Lo scrittore prende una casa in paese,e per il lavoro domestico gli viene consigliata Giulia, «una strega contadina»-così viene definita dalla gente-che lo accudisce e gli insegna le pratiche magiche,una sorta di medicina tradizionale.Levi descrive Giulia come una donna con un viso di «un fortissimo carattere arcaico,di una antichità misteriosa e crudele».E sembra rileggere l’operetta morale di Leopardi "Dialogo della natura e di un islandese".
Così Levi, medico e uomo di cultura,incrocia gli insegnamenti magici con il sapere moderno, acquisendo grande popolarità tra i contadini. Viene indotto a riprendere la pratica medica, perché i medici del luogo non sanno nulla della medicina,presi solo dalla preoccupazione di estorcere denaro ai contadini. Egli pensa di poter fare qualcosa per estirpare la malaria e presenta un piano al podestà fascista che finge di sostenerlo inviandolo alla prefettura di Matera,ed invece, alla fine,gli giunge il divieto di esercitare la professione.
Ma,pur di non abbandonare i "suoi" contadini,comincia ad esercitare di nascosto, tollerato dalle autorità stabilendo con gli abitanti del paese un legame affettivo, che sarà doloroso sciogliere quando poi partirà.Alla fine del libro vi sono alcune pagine politiche, nelle quali lancia un’invettiva contro «la piccola borghesia dei paesi»,definita «una classe degenerata,fisicamente e moralmente»,che ha contagiato l’intero Paese e che è destinata a permanere anche nelle «nuove istituzioni che seguiranno il fascismo».A leggerlo oggi,sembra una visione profetica,anche se Levi sperava in «una rivoluzione contadina»,con quella sua concezione della questione meridionale che egli vedeva possibile nella coesistenza di due diverse civiltà(quella contadina e quella borghese)nella liberazione dalla miseria e nell’abolizione di ogni potere dei grandi proprietari e della piccola borghesia.
Seguace di Gobetti, del suo liberalismo illuministico e democratico, Levi risente anche della corrente del neorealismo, negli anni dell’immediato dopoguerra,quella corrente ripercorsa anche dal cinema italiano del periodo,con il bisogno di tornare a raccontare la realtà dopo la sbornia retorica del fascismo.

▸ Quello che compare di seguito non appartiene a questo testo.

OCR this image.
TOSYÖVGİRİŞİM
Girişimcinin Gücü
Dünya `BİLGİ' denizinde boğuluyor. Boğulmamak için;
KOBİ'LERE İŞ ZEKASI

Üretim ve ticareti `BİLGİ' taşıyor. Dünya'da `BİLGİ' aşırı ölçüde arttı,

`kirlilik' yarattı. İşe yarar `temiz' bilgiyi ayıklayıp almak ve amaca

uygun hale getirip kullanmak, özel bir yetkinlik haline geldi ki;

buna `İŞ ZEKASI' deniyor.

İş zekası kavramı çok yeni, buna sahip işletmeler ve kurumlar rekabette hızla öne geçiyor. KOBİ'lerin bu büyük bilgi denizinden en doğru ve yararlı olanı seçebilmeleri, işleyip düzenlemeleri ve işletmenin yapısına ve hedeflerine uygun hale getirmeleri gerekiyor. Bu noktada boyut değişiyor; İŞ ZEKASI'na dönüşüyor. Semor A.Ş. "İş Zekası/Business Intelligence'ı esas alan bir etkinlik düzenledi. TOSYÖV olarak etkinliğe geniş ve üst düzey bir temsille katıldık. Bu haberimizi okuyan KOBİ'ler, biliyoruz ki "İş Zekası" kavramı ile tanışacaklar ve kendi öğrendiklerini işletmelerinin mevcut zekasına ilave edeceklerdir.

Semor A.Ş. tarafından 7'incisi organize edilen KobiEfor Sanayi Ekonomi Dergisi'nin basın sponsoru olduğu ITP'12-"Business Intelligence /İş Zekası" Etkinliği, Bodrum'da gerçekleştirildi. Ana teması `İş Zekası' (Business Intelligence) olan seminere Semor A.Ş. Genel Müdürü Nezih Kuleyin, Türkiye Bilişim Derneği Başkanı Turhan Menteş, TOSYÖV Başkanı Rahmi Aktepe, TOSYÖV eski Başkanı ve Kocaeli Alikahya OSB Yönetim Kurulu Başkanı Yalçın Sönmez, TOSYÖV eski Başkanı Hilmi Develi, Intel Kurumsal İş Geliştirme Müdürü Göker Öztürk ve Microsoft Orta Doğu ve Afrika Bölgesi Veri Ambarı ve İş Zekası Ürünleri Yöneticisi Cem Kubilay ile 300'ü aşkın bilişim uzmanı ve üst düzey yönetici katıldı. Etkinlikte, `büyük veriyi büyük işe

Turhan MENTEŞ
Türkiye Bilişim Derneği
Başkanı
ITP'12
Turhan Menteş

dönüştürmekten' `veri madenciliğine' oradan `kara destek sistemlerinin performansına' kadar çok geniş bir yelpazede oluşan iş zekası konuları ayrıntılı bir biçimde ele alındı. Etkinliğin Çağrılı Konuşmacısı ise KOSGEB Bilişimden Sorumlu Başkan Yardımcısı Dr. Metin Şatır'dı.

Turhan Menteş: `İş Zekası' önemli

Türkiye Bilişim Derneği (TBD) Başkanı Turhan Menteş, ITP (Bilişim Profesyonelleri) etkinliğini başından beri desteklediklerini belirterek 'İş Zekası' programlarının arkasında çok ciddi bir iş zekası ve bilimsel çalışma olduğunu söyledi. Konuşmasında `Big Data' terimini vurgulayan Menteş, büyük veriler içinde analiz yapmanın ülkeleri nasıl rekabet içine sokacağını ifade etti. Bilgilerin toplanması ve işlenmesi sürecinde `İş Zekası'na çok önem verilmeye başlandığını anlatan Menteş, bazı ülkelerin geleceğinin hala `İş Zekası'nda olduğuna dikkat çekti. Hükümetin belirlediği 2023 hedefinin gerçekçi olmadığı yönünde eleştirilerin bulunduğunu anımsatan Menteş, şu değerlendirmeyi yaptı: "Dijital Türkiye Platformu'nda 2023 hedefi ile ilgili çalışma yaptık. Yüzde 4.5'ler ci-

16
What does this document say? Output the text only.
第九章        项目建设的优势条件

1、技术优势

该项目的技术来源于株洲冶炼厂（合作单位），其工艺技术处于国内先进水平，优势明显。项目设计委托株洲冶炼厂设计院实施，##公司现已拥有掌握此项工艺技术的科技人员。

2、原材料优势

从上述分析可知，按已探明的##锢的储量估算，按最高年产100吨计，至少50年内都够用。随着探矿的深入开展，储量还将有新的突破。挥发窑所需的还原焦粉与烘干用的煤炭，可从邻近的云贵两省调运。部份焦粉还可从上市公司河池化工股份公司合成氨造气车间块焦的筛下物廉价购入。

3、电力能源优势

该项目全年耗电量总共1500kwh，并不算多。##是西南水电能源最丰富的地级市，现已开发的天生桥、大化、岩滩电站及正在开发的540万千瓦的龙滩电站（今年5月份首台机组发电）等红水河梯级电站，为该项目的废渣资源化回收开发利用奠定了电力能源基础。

Lo stile nitido della scrittura di Levi sta tutto in quelle sue descrizioni del paesaggio desolato di quelle terre che influiscono così tanto sullo stato d’animo dell’autore.Quello stato d'animo è splendidamente descritta dalla magistrale interpretazione di Gianmaria Volontè che interpretò lo scrittore torinese nella trasposizione televisiva con la regia di Francesco Rosi.
Il libro si chiude con alcune riflessioni di ordine generale, antropologico, sociologico o direttamente politico.Ed è un insieme di figure allegoriche,quello che emerge dal capolavoro di Levi.L’allegoria principale che permea il libro, fa emergere gli aspetti primitivi della condizione umana, che la modernità mette fuori dalla storia. Per questo Cristo si è fermato ad Eboli: dove si ferma la ferrovia, a Eboli appunto, si ferma anche la storia.